Wie dem auch sei – ein Rugby-Spiel wird nicht im Regierungspalast entschieden. Deshalb wendet sich Mandela an den einzigen Mann, der ihm bei seinem Vorhaben helfen kann: an Francois Pienaar, den Mannschaftskapitän der Springboks. Matt Damon spielt den Rugby-Spieler, der plötzlich in das Zentrum eines politischen Konflikts gerät. Und allmählich begreift das gesamte Team, dass es eine ganz entscheidende Rolle bei der Konsolidierung des Landes spielt. Im Team der Springboks spielt nur ein Farbiger, Chester Williams. Dieser wird ungewollt zu einem Symbol. Chesters Bild ziert während der Meisterschaft Flugzeuge.
Zu Beginn
des Films bittet der neue Präsident die weißen Mitarbeiter, die für Präsident
de Klerk gearbeitet hatten, ihre Arbeit fortzusetzen. Seine persönliche
Leibwache unter Führung von Jason Tshabalala und Linga Moonsamy sieht das ganz
gelassen … bis sie erfahren, dass die Regel auch für sie gilt.

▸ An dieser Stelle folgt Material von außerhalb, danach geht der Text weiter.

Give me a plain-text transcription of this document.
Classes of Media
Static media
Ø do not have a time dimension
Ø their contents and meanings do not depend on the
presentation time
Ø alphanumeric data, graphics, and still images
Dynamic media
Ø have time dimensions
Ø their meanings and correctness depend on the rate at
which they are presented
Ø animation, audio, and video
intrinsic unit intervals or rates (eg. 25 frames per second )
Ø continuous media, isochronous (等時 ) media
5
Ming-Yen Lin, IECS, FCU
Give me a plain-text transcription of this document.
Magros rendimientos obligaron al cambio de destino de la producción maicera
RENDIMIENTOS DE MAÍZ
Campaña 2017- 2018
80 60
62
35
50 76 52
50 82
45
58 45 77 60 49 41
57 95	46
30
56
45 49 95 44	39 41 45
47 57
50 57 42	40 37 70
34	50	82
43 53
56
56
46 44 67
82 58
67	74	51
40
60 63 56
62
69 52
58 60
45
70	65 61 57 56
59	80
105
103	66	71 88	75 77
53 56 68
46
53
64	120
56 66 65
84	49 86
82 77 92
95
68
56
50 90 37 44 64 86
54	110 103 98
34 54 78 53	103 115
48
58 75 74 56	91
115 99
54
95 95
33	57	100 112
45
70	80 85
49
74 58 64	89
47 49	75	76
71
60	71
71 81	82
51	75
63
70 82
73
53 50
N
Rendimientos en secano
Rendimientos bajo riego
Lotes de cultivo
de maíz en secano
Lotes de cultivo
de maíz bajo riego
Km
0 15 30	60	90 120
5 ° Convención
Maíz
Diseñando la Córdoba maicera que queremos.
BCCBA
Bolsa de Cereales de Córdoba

Plötzlich sind
sie Kollegen ehemaliger Mitglieder des Special Branch (Staatspolizei) – jener
Männer, die ihnen vor Kurzem noch nach dem Leben getrachtet hatten. Mandela
weiß genau, dass die persönlichen Leibwächter seine sichtbarsten Mitarbeiter
sind – die demonstrative Zusammenarbeit von schwarzen und weißen Mitgliedern
dieser Einheit macht also deutlich, dass sehr unterschiedliche Menschen in
seiner Regierung tätig sind. Daran liegt ihm sehr viel. Rugby hilft auch hier,
die Schranken zwischen den Rassen niederzureißen.
Invictus
kommt daher wie „ein Südafrikanisches Sommermärchen“. Das ist zwar gut gemacht,
aber etwas wenig, was man von einem Film über Nelson Mandela erwartet.
Das Rugbyteam beispielsweise besucht das Gefängnis auf Robben Island, die Zelle
in der Mandela 27 Jahre interniert war. Die Motivation und Quelle der Kraft und
des Vergebens Mandelas wird jedoch nicht wirklich beleuchtet. In der 2. Hälfte
des Films ist für meinen Geschmack deutlich zu viel Rugby und zu wenig Mandela. Hier hätte man möglicherweise durch einen anderen Schnitt mehr aus dem Film herausholen können. Eastwood kann nicht an die Qualität von Gran Torino anschließen. Rugby-Fans
können zu meiner Bewertung sicherlich noch 1-2 Punkte draufpacken.